102/115 SPIRITUAL CONSCIOUSNESS By FRANK H. SPRAGUE
The awakened genius for discovery and invention soon placed the new-born art upon a practical foundation, by devising instruments suited to its more advanced requirements. Simultaneously with the growth of the ideal philosophy of Descartes, Leibnitz, Kant and Hegel, the religious awakening of the Lutheran reformation, and the marvelous achievements of the Italian Renaissance, the new art of Music found expression in the works of Palestrina, Bach, Mozart, Haydn and Beethoven.
So mightily was the modern world stirred by the desire to become better acquainted with the essential nature of things, that the impetus was felt in all those worlds of expression.
Sculpture achieved its greatest triumphs in ancient Greece, Painting in Italy, and Music in Germany.

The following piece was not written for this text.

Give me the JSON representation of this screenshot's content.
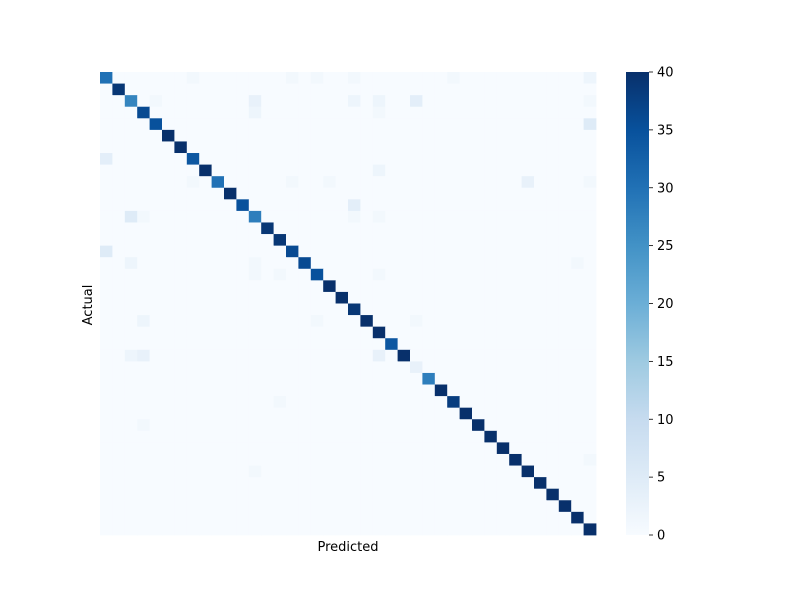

It was in the fourteenth century that Music began to make a radical advance beyond the simple forms in which it had been preserved, during the dark ages, mainly through the agency of the church. It then began to assume new importance, as a direct result of attempts to place it upon a substantial scientific foundation.
From that period its growth was rapid and sure. As an art, it rests on a valid basis, both from a psychological and a physiological point of view. Psychologically, it appeals to the higher human faculties, by reason of its power to embody ideas and convey them to the hearer through emotional channels.

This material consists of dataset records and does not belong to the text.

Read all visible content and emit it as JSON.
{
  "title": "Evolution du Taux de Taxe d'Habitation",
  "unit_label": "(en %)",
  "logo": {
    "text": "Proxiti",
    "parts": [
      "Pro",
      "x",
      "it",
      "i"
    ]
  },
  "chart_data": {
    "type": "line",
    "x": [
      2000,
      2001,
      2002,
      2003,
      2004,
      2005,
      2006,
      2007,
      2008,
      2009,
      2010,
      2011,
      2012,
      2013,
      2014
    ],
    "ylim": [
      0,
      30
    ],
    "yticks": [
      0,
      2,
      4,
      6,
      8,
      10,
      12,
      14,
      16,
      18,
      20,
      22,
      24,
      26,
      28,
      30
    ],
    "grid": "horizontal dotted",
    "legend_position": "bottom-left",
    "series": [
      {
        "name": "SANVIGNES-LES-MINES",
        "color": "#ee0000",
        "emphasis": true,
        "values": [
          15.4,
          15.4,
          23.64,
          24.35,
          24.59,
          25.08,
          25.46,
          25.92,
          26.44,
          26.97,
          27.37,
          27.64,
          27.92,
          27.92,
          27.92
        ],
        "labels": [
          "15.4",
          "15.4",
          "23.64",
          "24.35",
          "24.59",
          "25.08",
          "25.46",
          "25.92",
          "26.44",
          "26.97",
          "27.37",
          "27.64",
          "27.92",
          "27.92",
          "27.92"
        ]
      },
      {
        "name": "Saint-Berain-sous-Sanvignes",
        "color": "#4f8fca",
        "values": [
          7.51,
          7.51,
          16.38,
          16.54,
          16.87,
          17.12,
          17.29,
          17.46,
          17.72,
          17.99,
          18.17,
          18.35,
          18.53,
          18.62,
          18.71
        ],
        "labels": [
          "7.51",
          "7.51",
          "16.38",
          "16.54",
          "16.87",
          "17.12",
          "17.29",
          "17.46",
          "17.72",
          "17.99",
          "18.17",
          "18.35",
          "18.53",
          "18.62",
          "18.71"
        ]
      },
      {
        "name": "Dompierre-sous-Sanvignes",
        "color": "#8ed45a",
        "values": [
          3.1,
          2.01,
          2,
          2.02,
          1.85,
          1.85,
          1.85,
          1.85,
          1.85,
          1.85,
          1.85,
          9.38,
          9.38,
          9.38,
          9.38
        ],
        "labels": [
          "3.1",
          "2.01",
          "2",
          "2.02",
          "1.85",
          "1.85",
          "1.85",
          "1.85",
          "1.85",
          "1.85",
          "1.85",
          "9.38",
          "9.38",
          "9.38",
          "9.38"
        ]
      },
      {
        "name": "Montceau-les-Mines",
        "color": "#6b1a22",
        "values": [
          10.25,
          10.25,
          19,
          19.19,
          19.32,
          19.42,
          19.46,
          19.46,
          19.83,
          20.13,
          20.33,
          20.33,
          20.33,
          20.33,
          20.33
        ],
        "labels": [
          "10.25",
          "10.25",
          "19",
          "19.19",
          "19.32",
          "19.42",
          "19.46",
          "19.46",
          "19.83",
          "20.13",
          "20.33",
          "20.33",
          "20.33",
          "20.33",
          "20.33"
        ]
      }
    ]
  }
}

Physiologically, it reaches the brain through the auditory nerves, causing sympathetic vibrations in the bodily organism. These operations conform to unvarying natural laws; and the discovery, in modern times, of those laws has established the art on a secure and permanent foundation.

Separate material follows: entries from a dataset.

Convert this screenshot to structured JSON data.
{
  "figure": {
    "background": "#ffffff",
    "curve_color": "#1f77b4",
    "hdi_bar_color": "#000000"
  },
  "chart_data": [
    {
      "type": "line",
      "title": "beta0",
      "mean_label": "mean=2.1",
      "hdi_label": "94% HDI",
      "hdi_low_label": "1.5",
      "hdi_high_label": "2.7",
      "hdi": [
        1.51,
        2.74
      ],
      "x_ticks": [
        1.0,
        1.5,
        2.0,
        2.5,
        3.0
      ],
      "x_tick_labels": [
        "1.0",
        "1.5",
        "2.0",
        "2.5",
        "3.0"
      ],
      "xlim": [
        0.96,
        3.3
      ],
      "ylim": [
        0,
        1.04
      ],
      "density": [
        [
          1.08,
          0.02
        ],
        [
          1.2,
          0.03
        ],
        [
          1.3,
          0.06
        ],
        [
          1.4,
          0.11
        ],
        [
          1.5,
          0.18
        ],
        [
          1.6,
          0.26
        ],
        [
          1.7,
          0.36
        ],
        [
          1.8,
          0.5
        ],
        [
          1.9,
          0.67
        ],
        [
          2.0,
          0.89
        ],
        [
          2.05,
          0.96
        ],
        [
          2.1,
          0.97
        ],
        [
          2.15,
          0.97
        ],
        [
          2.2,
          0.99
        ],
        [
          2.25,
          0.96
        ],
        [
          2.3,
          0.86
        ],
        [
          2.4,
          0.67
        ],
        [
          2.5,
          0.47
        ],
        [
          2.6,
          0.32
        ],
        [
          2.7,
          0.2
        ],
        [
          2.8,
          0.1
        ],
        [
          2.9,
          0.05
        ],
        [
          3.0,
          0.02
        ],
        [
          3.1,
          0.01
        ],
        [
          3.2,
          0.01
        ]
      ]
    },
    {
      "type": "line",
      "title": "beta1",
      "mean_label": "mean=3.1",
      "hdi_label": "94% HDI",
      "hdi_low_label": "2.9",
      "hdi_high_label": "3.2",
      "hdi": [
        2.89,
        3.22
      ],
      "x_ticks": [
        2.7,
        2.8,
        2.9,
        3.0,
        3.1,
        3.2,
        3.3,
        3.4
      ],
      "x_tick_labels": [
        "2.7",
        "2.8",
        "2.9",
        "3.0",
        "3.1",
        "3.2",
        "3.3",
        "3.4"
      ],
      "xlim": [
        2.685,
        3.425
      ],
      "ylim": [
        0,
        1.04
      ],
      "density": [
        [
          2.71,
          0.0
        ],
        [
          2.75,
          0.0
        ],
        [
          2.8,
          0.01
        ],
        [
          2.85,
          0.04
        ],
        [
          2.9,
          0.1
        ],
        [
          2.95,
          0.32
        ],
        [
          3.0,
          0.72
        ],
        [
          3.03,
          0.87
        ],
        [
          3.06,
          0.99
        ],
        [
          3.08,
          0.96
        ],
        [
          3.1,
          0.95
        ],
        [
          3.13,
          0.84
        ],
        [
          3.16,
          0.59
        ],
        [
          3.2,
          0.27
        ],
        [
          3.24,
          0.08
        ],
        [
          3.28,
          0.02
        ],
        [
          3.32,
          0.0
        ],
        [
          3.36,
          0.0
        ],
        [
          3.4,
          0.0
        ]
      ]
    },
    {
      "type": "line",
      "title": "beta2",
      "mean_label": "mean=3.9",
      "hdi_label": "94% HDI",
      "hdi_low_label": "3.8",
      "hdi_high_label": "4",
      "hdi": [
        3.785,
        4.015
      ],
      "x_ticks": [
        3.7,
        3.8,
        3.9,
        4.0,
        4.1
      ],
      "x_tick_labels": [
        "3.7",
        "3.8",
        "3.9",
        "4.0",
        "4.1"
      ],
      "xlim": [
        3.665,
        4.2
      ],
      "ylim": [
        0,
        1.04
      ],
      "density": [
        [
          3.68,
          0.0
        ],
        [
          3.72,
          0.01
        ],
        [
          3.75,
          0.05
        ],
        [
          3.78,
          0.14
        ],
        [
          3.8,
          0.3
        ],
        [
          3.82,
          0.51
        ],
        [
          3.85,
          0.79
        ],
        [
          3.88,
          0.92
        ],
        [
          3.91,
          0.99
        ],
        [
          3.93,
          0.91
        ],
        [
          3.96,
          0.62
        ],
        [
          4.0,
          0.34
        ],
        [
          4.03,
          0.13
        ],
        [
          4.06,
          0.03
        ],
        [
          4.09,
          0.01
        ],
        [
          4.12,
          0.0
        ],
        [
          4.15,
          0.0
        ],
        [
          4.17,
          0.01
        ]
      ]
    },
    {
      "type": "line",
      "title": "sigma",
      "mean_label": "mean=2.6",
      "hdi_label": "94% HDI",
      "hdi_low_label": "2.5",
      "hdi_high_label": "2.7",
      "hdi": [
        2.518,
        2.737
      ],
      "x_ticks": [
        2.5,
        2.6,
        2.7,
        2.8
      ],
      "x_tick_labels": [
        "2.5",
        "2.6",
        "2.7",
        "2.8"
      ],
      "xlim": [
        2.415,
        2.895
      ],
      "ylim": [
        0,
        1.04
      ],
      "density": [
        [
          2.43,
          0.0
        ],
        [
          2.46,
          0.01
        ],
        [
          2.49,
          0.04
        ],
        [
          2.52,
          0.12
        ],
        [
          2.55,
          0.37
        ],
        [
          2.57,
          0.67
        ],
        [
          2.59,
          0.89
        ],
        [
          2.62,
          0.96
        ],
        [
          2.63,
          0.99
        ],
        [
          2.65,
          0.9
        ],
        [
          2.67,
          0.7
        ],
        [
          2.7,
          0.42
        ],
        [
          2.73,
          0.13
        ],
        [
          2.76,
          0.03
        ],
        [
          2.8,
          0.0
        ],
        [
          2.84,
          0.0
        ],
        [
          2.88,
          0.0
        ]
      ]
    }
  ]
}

The phenomena of sound previously associated with the world of Nature afford no expression in any way comparable to musical art. A sensitive ear is capable of detecting harmonics in some waterfalls; but such suggestions were too faint and indefinite to call forth a response from human ingenuity; in fact, they first became definitely distinguishable by the aid of modern physics.
In the light of present knowledge, the songs of birds are seen to have been prophetic of the development of vocal music; but even that expression was lacking in the higher animals. Vocal music was probably evolved by slow degrees from forms of speech, being, primitively, scarcely more than inflections or modulations of the talking voice.
To it was added, in time, accompaniments upon such rudely constructed instruments as were then in use. The development of instrumental music within the last few centuries has surpassed, in originality, all previous achievements in any field of art.